Articles, idées, astuces de la pionnière de la parentalité positive en France, Catherine Dumonteil Kremer
18 Avril 2014
Le commentaire d'un de mes lecteurs ou d'une de mes lectrices a attiré mon attention sur un article : http://www.slate.fr/monde/83599/suede-generation-education-enfant-roi
C'est marrant dès le titre j'ai observé cette vive indignation que ressentent les adultes qui n'ont pas été respectés pendant leur enfance. "La Suède est-elle entrain de créer une génération de petits cons ? " (angoissante question) Un peu ce qui se passe quand on demande un avis à un enfant et qu'il se trouve là quelqu'un qui trouve ça vraiment « trop ». « Tu ne vas quand même pas lui demander son avis », ou bien vous savez, quand les enfants disent : « Je veux… » quel tollé, mais depuis quand a-t-on le droit de vouloir quand on a moins de dix-huit ans ?
Bref, le petit con, moi ça m'a amusé, je me suis demandé ce que c'est, un pré-ado mal élevé, qui est prétentieux, à lire l'article je me suis demandé, est-ce celui qui surprend parce qu'il sait ce qu'il veut ? Qu'il est conscient de ses capacités ? Et de ce fait est jugé prétentieux par ceux qui ne savent pas ce qu'ils veulent et qui ont toujours beaucoup de mal à s'affirmer.
Ou bien est-ce quelqu'un qui manque totalement d'empathie ? Mal élevé, ça veut dire quoi ? C'est quelqu'un qui ne respecte pas les conventions sociales ? Un excès de « moi » ? Quel est le sens de ce constat ? En filigrane je lis : « Obéis à l'injonction de tes parents, tu dois t'oublier au profit des autres, ne pas dire « je » et encore moins « je veux ». »
Je cite quand même la définition du parent selon cet auteure britannique qui s'élève contre le système suédois, elle répond ici à son enfant qui ne veut pas s'habiller :
« Je n’ai jamais été ton amie.

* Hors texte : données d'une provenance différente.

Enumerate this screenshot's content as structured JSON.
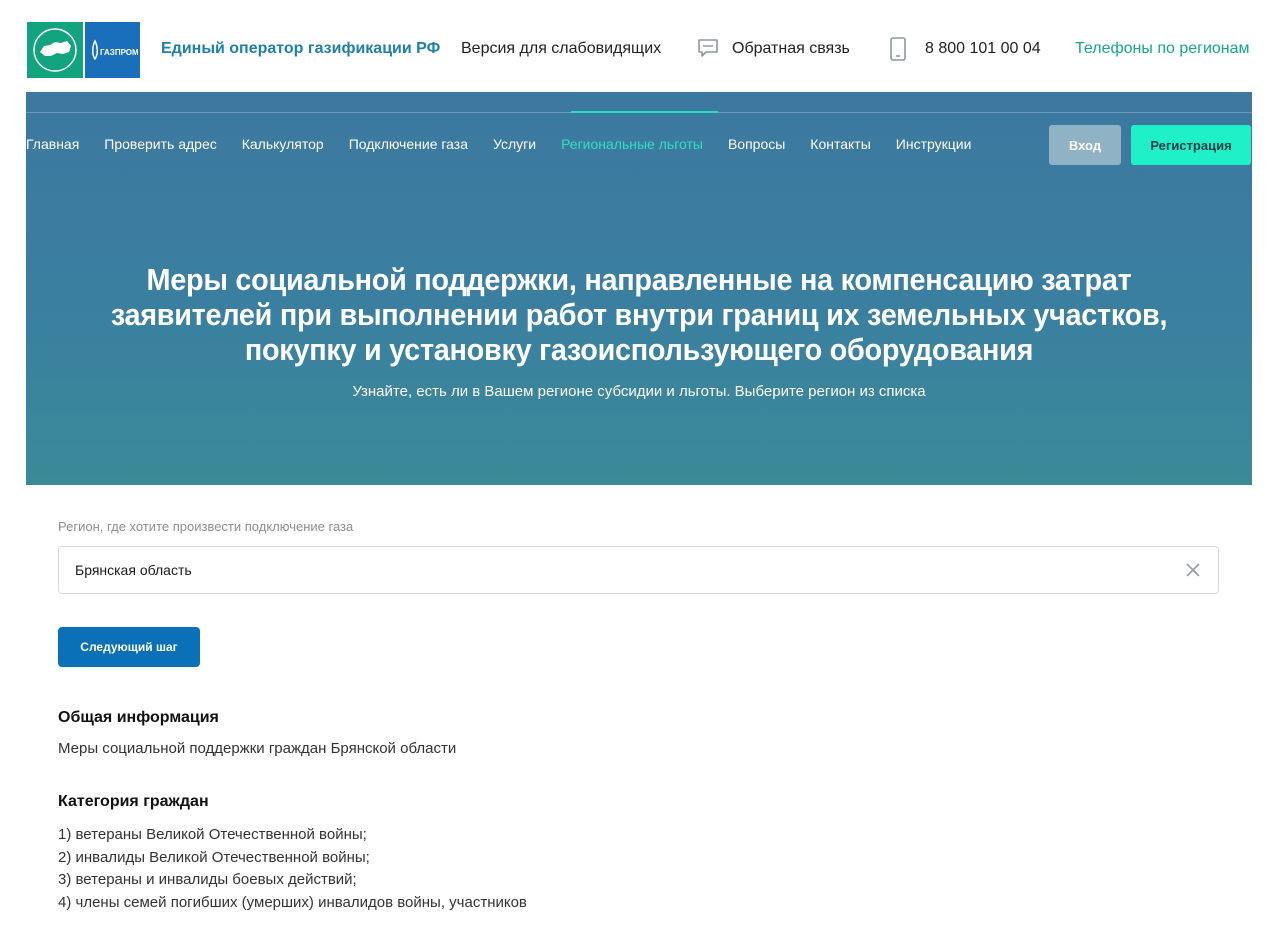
{
  "header": {
    "brand": "Единый оператор газификации РФ",
    "accessibility_link": "Версия для слабовидящих",
    "feedback_link": "Обратная связь",
    "phone": "8 800 101 00 04",
    "regions_link": "Телефоны по регионам",
    "logo_text_gazprom": "ГАЗПРОМ"
  },
  "nav": {
    "items": [
      {
        "label": "Главная"
      },
      {
        "label": "Проверить адрес"
      },
      {
        "label": "Калькулятор"
      },
      {
        "label": "Подключение газа"
      },
      {
        "label": "Услуги"
      },
      {
        "label": "Региональные льготы"
      },
      {
        "label": "Вопросы"
      },
      {
        "label": "Контакты"
      },
      {
        "label": "Инструкции"
      }
    ],
    "active_index": 5,
    "login_label": "Вход",
    "register_label": "Регистрация"
  },
  "hero": {
    "title": "Меры социальной поддержки, направленные на компенсацию затрат заявителей при выполнении работ внутри границ их земельных участков, покупку и установку газоиспользующего оборудования",
    "subtitle": "Узнайте, есть ли в Вашем регионе субсидии и льготы. Выберите регион из списка"
  },
  "form": {
    "region_label": "Регион, где хотите произвести подключение газа",
    "region_value": "Брянская область",
    "next_button": "Следующий шаг"
  },
  "info": {
    "general_title": "Общая информация",
    "general_text": "Меры социальной поддержки граждан Брянской области",
    "category_title": "Категория граждан",
    "categories": [
      "1) ветераны Великой Отечественной войны;",
      "2) инвалиды Великой Отечественной войны;",
      "3) ветераны и инвалиды боевых действий;",
      "4) члены семей погибших (умерших) инвалидов войны, участников"
    ]
  },
  "colors": {
    "brand_teal": "#13a886",
    "brand_blue": "#1f80a8",
    "hero_bg": "#3a7fa0",
    "nav_active": "#31e0bd",
    "register_bg": "#1ff0c8",
    "login_bg": "#8fb3c4",
    "primary_button": "#0a70b8"
  },
  "icons": {
    "feedback": "chat-bubble-icon",
    "phone": "mobile-phone-icon",
    "clear": "close-icon"
  }
}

Les amis ne lavent pas tes chaussettes, ils ne t’achètent pas un manteau chaud pour l’hiver, pas plus qu’ils ne te forcent à te brosser les dents. Maintenant, tu t’habilles ou je téléphone à l’école. Ils appelleront la police pour qu’elle vienne arrêter et expulser tes Sylvanians. »

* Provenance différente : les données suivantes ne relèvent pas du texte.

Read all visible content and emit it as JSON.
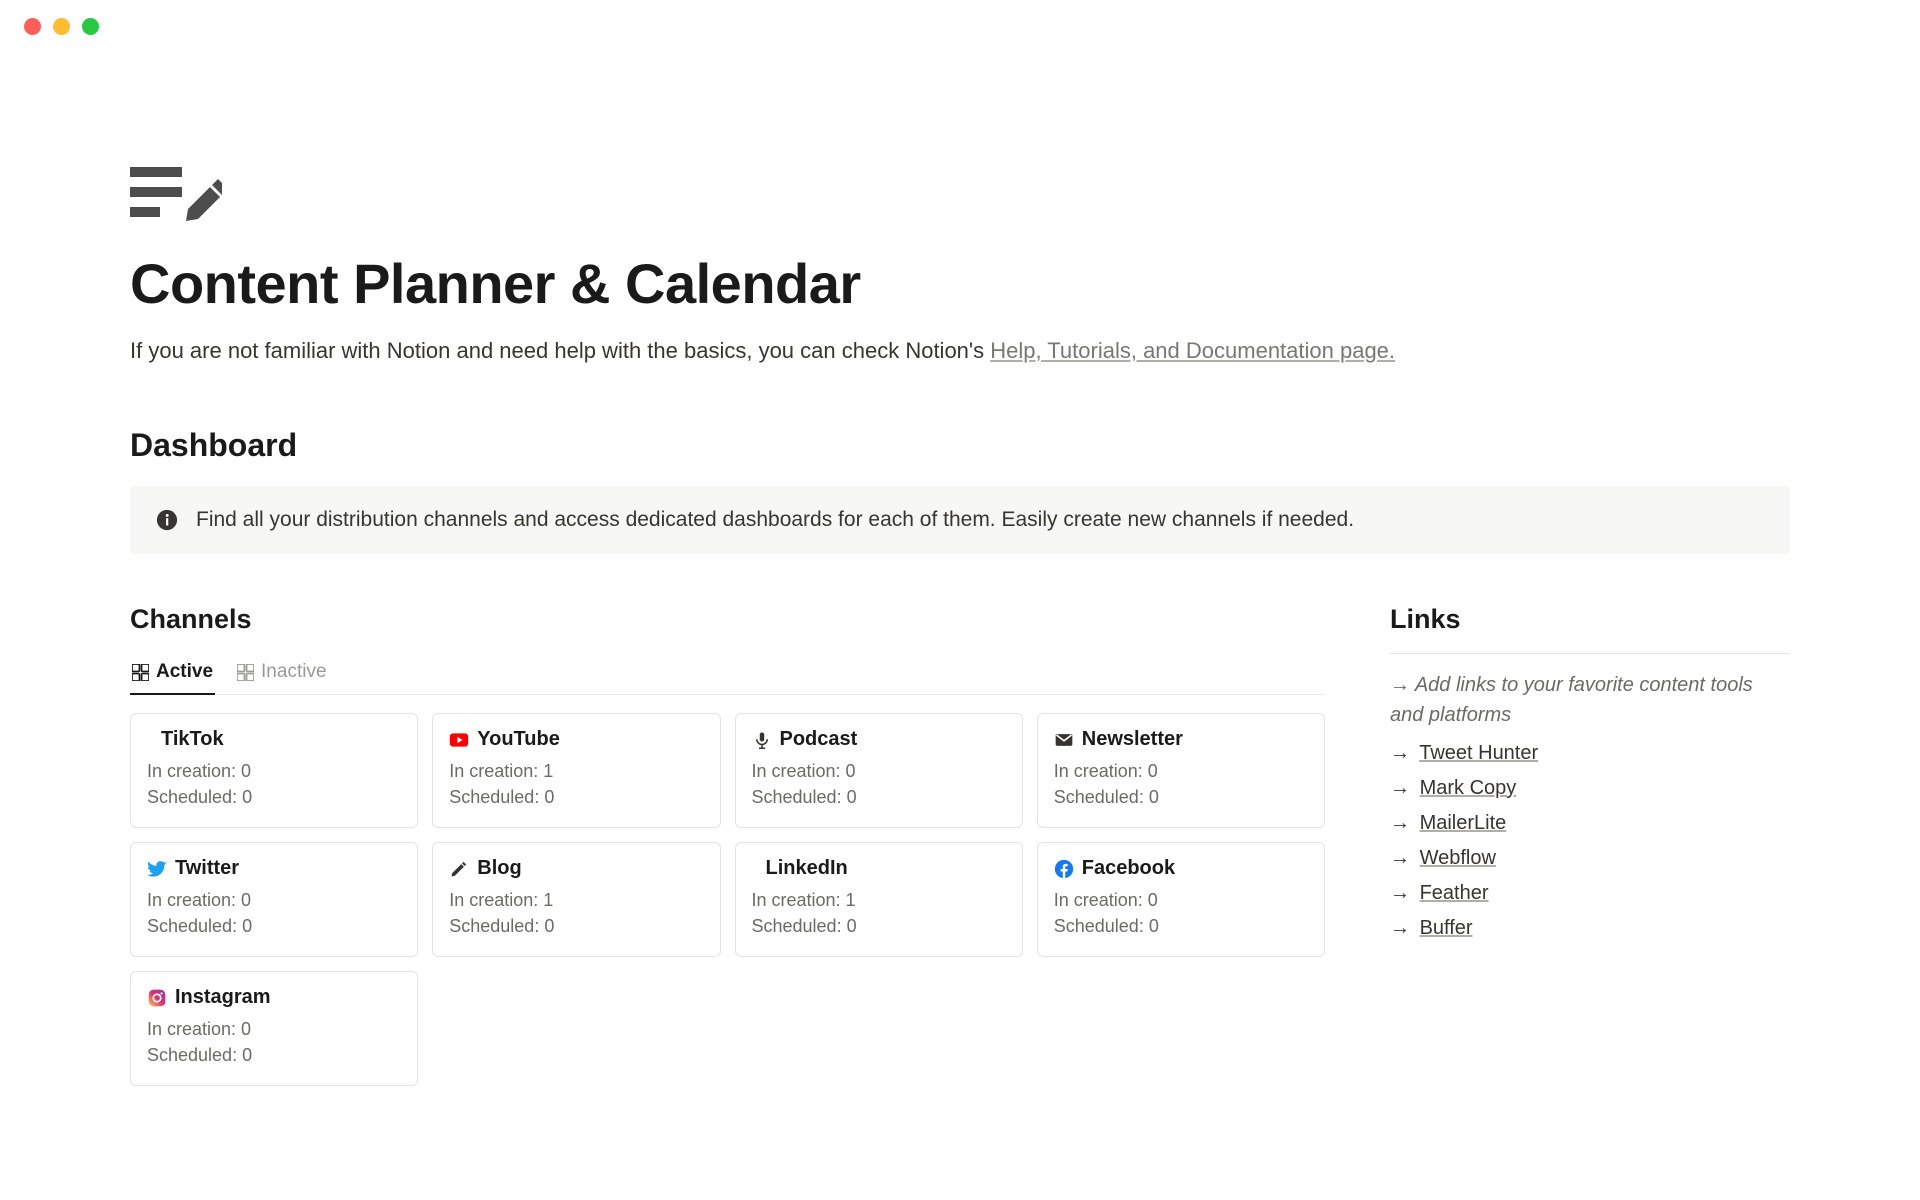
{
  "page": {
    "title": "Content Planner & Calendar",
    "intro_prefix": "If you are not familiar with Notion and need help with the basics, you can check Notion's ",
    "intro_link": "Help, Tutorials, and Documentation page."
  },
  "dashboard": {
    "heading": "Dashboard",
    "callout": "Find all your distribution channels and access dedicated dashboards for each of them. Easily create new channels if needed."
  },
  "channels": {
    "heading": "Channels",
    "tabs": {
      "active": "Active",
      "inactive": "Inactive"
    },
    "stat_labels": {
      "in_creation": "In creation: ",
      "scheduled": "Scheduled: "
    },
    "items": [
      {
        "name": "TikTok",
        "in_creation": 0,
        "scheduled": 0,
        "icon": "tiktok"
      },
      {
        "name": "YouTube",
        "in_creation": 1,
        "scheduled": 0,
        "icon": "youtube"
      },
      {
        "name": "Podcast",
        "in_creation": 0,
        "scheduled": 0,
        "icon": "podcast"
      },
      {
        "name": "Newsletter",
        "in_creation": 0,
        "scheduled": 0,
        "icon": "newsletter"
      },
      {
        "name": "Twitter",
        "in_creation": 0,
        "scheduled": 0,
        "icon": "twitter"
      },
      {
        "name": "Blog",
        "in_creation": 1,
        "scheduled": 0,
        "icon": "blog"
      },
      {
        "name": "LinkedIn",
        "in_creation": 1,
        "scheduled": 0,
        "icon": "linkedin"
      },
      {
        "name": "Facebook",
        "in_creation": 0,
        "scheduled": 0,
        "icon": "facebook"
      },
      {
        "name": "Instagram",
        "in_creation": 0,
        "scheduled": 0,
        "icon": "instagram"
      }
    ]
  },
  "links": {
    "heading": "Links",
    "hint": "Add links to your favorite content tools and platforms",
    "arrow": "→",
    "items": [
      "Tweet Hunter",
      "Mark Copy",
      "MailerLite",
      "Webflow",
      "Feather",
      "Buffer"
    ]
  }
}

Rien de nouveau sous le soleil, ce système répressif est responsable de tant de dommages en nous que je me demande comment on peut encore le promouvoir. L'impact de la violence, des humiliations, tout ceci a été décrit dans un rapport de l'OMS. Nous payons très cher une éducation rigide, à l'échelle de la société le coût humain est énorme : chaque jour en France 700 personnes tentent de se suicider, 2 enfants meurent sous les coups de leurs parents, tous les trois jours une femme meurt sous les coups de son conjoint, un homme tous les dix jours. Muriel Salmona rapporte que 16 pour cent des femmes ont été victimes de viol.
J'ajoute que la France est le pays champion pour ce qui est de s'anesthésier pour continuer à vivre à peu près normalement. Nous sommes un pays morose, où la pratique de l'autodévalorisation est courante.

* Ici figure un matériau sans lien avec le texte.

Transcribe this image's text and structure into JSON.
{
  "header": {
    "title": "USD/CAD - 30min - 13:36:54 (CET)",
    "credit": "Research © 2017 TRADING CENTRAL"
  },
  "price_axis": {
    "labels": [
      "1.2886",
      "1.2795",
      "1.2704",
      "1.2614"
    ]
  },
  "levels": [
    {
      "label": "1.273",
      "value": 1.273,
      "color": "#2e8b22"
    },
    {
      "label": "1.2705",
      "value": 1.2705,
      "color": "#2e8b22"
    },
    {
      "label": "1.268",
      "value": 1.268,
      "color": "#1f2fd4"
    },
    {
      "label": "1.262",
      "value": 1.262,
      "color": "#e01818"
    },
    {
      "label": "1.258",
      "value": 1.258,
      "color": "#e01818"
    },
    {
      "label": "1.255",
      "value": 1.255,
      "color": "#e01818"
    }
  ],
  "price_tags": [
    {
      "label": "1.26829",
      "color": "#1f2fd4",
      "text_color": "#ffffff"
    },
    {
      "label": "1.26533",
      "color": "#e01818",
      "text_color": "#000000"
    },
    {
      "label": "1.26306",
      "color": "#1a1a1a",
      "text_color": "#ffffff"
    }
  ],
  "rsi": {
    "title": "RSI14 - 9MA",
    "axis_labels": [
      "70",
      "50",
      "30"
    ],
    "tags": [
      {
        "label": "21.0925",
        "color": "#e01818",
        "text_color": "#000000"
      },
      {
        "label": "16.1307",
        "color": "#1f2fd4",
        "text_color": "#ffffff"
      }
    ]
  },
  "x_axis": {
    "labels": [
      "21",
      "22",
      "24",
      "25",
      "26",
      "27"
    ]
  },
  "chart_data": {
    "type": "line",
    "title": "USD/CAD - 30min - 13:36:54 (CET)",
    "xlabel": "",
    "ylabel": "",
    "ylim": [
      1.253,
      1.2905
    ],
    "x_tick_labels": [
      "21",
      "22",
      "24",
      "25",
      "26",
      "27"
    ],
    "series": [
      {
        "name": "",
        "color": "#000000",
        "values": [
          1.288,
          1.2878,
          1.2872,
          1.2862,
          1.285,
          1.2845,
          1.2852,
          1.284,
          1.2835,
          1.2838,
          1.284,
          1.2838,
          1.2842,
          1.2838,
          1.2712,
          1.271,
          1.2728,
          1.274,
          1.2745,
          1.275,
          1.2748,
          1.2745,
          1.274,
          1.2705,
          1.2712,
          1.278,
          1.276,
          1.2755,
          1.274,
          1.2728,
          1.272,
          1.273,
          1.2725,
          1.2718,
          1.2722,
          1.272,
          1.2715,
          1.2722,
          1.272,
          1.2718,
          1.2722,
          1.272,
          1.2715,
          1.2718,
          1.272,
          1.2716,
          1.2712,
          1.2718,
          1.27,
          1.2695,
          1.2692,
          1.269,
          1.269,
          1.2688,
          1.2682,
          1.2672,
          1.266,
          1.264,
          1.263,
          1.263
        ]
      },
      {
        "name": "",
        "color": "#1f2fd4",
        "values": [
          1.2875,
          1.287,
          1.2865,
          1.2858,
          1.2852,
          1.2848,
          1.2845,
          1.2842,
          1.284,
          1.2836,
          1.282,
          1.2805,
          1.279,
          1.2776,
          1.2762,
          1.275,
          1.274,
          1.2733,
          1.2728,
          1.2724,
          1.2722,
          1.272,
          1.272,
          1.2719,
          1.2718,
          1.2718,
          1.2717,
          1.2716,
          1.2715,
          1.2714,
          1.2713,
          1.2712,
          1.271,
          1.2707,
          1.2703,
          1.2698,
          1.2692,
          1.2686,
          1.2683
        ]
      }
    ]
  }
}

Alors oui, je préfère accompagner « un petit con » qu'une personne triste, malheureuse, violente, et qui se sentira impuissante face à sa violence. Surtout j'aimerais que l'on abandonne ces constats de surface, les enfants sont empathiques très tôt, nous pouvons beaucoup pour protéger cette qualité inhérente aux humains (mais aussi aux animaux). Les enfants respectés sont pleins de tendresse, et de conscience d'eux-mêmes et des autres autour d'eux. Cela fait plus de vingt ans que j'accompagne des parents, et je commence à avoir une vision assez claire de ce que donne un accompagnement bienveillant.
Je vois ce genre de réaction comme la conséquence de la diffusion de plus en plus massive d'informations sur ce que donne une éducation répressive, les parents sont de plus en plus réceptifs, notre société est en train de changer et comme à chaque changement il y a de la résistance, plus ces informations et actions se répandent plus la résistance à ce qu'elles affirment se renforce.
Malgré tout, nous allons vers une autre considération de l'enfant, mais de l'adulte également… Tout le monde sera gagnant quand l'immense majorité des enfants sera enfin traité avec respect et tendresse partout dans notre société.